Lee Hong-Yu, Li Yung-Hui, Lee Ting-Hsuan, Aslam Muhammad Saqlain
Department of Computer Science and Information Engineering, National Central University, Taoyuan 32001, Taiwan.
AI Research Center, Hon Hai Research Institute, Taipei 114699, Taiwan.
Sensors (Basel). 2023 Aug 1;23(15):6858. doi: 10.3390/s23156858.

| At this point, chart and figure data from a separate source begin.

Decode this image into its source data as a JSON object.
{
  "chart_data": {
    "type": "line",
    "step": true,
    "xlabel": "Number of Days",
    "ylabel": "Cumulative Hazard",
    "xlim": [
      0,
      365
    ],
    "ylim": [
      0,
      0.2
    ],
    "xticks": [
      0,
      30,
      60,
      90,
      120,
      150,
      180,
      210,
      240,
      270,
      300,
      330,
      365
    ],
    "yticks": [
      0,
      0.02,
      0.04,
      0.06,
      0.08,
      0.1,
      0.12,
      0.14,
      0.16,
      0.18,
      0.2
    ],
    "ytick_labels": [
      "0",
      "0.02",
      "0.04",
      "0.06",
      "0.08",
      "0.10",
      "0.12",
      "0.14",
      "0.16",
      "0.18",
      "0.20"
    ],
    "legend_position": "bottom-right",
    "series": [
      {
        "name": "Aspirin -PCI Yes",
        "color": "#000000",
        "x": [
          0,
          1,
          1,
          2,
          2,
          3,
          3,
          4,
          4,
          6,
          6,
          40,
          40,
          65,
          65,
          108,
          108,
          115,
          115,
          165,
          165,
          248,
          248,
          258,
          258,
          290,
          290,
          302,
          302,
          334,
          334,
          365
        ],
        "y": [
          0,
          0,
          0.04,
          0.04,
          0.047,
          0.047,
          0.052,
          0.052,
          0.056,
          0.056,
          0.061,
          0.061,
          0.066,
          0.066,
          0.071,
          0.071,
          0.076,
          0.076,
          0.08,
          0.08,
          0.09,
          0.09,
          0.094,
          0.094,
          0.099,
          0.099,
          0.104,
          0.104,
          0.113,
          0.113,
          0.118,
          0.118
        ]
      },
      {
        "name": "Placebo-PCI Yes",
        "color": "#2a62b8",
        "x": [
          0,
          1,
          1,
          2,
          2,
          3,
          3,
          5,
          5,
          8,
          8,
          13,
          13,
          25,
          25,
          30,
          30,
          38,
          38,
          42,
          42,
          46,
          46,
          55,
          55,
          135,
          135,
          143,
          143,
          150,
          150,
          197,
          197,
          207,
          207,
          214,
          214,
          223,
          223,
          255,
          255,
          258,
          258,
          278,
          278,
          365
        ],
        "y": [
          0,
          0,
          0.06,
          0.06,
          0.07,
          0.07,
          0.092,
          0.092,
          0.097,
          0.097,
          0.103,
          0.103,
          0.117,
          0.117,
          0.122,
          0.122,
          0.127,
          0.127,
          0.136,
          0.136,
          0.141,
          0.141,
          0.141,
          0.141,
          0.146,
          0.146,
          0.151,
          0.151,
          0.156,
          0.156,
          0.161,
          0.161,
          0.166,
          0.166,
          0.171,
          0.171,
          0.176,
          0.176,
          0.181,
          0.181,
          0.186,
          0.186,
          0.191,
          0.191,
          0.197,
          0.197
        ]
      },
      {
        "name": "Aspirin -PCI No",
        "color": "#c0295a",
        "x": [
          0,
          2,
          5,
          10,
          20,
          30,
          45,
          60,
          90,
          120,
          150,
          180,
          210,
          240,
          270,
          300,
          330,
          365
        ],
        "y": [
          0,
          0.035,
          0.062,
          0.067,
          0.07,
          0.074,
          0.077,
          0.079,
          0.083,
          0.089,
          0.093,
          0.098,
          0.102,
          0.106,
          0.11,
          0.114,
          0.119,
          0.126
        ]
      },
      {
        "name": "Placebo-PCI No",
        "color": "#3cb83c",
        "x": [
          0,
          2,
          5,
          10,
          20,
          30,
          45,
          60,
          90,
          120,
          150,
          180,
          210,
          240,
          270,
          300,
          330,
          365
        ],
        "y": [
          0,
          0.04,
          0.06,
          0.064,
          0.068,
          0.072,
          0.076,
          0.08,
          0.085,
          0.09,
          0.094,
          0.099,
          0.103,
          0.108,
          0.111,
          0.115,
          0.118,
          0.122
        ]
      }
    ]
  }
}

Unsupervised image-to-image translation has received considerable attention due to the recent remarkable advancements in generative adversarial networks (GANs). In image-to-image translation, state-of-the-art methods use unpaired image data to learn mappings between the source and target domains. However, despite their promising results, existing approaches often fail in challenging conditions, particularly when images have various target instances and a translation task involves significant transitions in shape and visual artifacts when translating low-level information rather than high-level semantics. To tackle the problem, we propose a novel framework called Progressive Unsupervised Generative Attentional Networks with Adaptive Layer-Instance Normalization (PRO-U-GAT-IT) for the unsupervised image-to-image translation task. In contrast to existing attention-based models that fail to handle geometric transitions between the source and target domains, our model can translate images requiring extensive and holistic changes in shape. Experimental results show the superiority of the proposed approach compared to the existing state-of-the-art models on different datasets.
由于生成对抗网络(GAN)最近取得了显著进展,无监督图像到图像的翻译受到了广泛关注。在图像到图像的翻译中,当前的先进方法使用未配对的图像数据来学习源域和目标域之间的映射。然而,尽管取得了令人鼓舞的成果,但现有方法在具有挑战性的条件下往往会失败,特别是当图像有各种目标实例,并且在翻译低级信息而非高级语义时,翻译任务涉及形状和视觉伪像的显著变化。为了解决这个问题,我们提出了一种新颖的框架,称为具有自适应层实例归一化的渐进式无监督生成注意力网络(PRO-U-GAT-IT),用于无监督图像到图像的翻译任务。与现有的无法处理源域和目标域之间几何转换的基于注意力的模型不同,我们的模型可以翻译需要在形状上进行广泛和整体变化的图像。实验结果表明,与现有最先进的模型相比,该方法在不同数据集上具有优越性。